奥莉薇娅走到架子前翻了翻,从上面拿出一本书丢到了石桌上。
“拿着,你自己看吧。”
那是奥莉薇娅小时候看的教材。
上面也沾满了灰,可以清晰地看见奥莉薇娅的手印。
“你不担心我弄坏?”
克莱米吹了吹书上的灰,又拿起来翻看起来。
封皮绘着一位白发妖精,右手执雕刻笔,正闭目浅笑。
“你最好别弄坏。”
虽说这本小册子不值多少钱,但奥莉薇娅还是不希望它被克莱米“撕成碎片”。
克莱米停下了清理的工作,开始一页一页阅读起来。
封面上画着的妖精就是桑提,这位有史以来最伟大的艺术家,几乎奠定了后世魔器工艺的雏形。

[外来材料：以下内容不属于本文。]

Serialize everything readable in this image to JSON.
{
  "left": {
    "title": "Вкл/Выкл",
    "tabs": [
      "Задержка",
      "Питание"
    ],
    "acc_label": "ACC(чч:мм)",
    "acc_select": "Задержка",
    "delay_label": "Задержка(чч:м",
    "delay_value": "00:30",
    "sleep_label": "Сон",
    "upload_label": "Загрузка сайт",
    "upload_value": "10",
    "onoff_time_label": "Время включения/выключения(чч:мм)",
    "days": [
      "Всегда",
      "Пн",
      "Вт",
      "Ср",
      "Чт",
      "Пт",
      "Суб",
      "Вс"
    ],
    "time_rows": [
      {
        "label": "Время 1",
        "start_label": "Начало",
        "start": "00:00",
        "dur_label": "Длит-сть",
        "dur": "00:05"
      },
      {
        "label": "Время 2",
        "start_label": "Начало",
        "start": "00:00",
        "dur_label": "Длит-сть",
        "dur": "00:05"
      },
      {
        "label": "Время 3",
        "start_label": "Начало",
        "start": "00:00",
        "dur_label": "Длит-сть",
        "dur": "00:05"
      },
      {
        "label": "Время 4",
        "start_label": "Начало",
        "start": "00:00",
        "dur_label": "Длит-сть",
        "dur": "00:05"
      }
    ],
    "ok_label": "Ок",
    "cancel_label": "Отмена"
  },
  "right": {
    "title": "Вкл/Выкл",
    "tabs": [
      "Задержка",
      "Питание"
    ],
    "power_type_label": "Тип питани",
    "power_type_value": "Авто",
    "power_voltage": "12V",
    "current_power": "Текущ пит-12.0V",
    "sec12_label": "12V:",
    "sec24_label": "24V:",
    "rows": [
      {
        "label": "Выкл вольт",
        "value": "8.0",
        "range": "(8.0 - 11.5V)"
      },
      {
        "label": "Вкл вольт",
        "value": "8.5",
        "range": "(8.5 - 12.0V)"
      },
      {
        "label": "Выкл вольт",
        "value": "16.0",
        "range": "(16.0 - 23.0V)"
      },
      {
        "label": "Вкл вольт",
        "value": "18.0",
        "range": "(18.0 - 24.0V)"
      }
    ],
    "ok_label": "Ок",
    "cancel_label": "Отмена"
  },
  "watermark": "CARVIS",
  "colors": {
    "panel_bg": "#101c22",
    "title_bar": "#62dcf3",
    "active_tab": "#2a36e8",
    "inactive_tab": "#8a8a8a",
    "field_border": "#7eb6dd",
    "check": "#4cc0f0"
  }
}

他将魔法刻印在死物上,让草根织成的犬跑,令热蜡铸成的鸟飞。
尽管现在的魔器已经和桑提的作品相去甚远,但魔器的工匠们仍旧会把他的名字放到至高无上的位置。
“你怎么真看起来了?”
奥莉薇娅可不希望有人在一旁“偷懒”,至少也得把活干完再说。
听到催促,克莱米立刻合上书收进手镯,认命地继续干起活来。